Subprime borrowers, it seems, are having a tough time keeping up with their monthly auto payments, as delinquencies among the group were up during Q3. That amounts to 2 percent of auto loan balances being at least 90 days’ delinquent, a 0.4 percent increase from the 1.6 percent in 2014.
Rates peaked at around 2.4 percent at the low water mark of the great recession.
“The increased level of distress associated with subprime loan delinquencies is of significant concern,” researchers for the New York Fed wrote in a blog post on Wednesday.
That uptick, however, is made a bit more alarming by the fact that unemployment is low at present, meaning borrowers should in theory be able to make those payments. One explanation is that auto lenders have gotten a bit too lax in their standards — and have helped buyers get in over their head with credit lines.

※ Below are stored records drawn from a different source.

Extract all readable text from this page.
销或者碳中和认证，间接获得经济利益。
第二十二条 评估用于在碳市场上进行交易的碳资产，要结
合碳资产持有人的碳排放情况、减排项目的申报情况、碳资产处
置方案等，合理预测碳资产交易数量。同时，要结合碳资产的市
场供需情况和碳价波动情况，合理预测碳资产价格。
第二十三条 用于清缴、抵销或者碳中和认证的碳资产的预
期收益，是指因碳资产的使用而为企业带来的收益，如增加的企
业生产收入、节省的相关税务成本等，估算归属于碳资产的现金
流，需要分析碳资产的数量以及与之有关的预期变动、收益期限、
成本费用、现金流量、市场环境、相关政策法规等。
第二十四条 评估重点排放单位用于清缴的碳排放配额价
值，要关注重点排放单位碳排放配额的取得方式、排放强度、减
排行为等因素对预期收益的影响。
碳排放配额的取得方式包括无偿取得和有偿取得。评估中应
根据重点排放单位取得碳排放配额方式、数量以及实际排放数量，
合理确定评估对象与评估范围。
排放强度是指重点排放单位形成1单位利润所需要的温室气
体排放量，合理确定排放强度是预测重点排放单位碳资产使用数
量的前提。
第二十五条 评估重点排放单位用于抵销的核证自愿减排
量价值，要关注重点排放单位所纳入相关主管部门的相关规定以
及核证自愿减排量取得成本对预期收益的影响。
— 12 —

The concern among economists is that even in the midst of a recession, the number of Americans on the edge of having their cars repossessed has swelled quite high.
Subprime auto lending has been a growth industry over the last few years. There are presently about $1.1 trillion in outstanding auto loans.
The good news is that unlike the mortgage crisis before it, auto lending is a much, much smaller part of the economy than mortgage underwriting is. Moreover, bank-based auto loan defaults remain low, and financing companies are the more likely group to be hit by the wave of delinquencies than more traditional lenders are.
Subprime auto lending has attracted a series of financial players on the margins — those attracted to the much higher interest rates that can be charged, up to as much as 30 percent. Those loans can then be securitized and sold to investors. But higher interest rates are justified by a higher risk of default — and now those defaults are coming to bear.
The good news — sort of — is that analysts at Fitch Ratings said that although losses on subprime loans were rising, they were within the firm’s expectations.
But even that comes with an “if.”
“Subprime auto performance could decline further if there are any stresses to the underlying economy,” said Kevin Duignan, Fitch’s global head of structured finance, in an interview.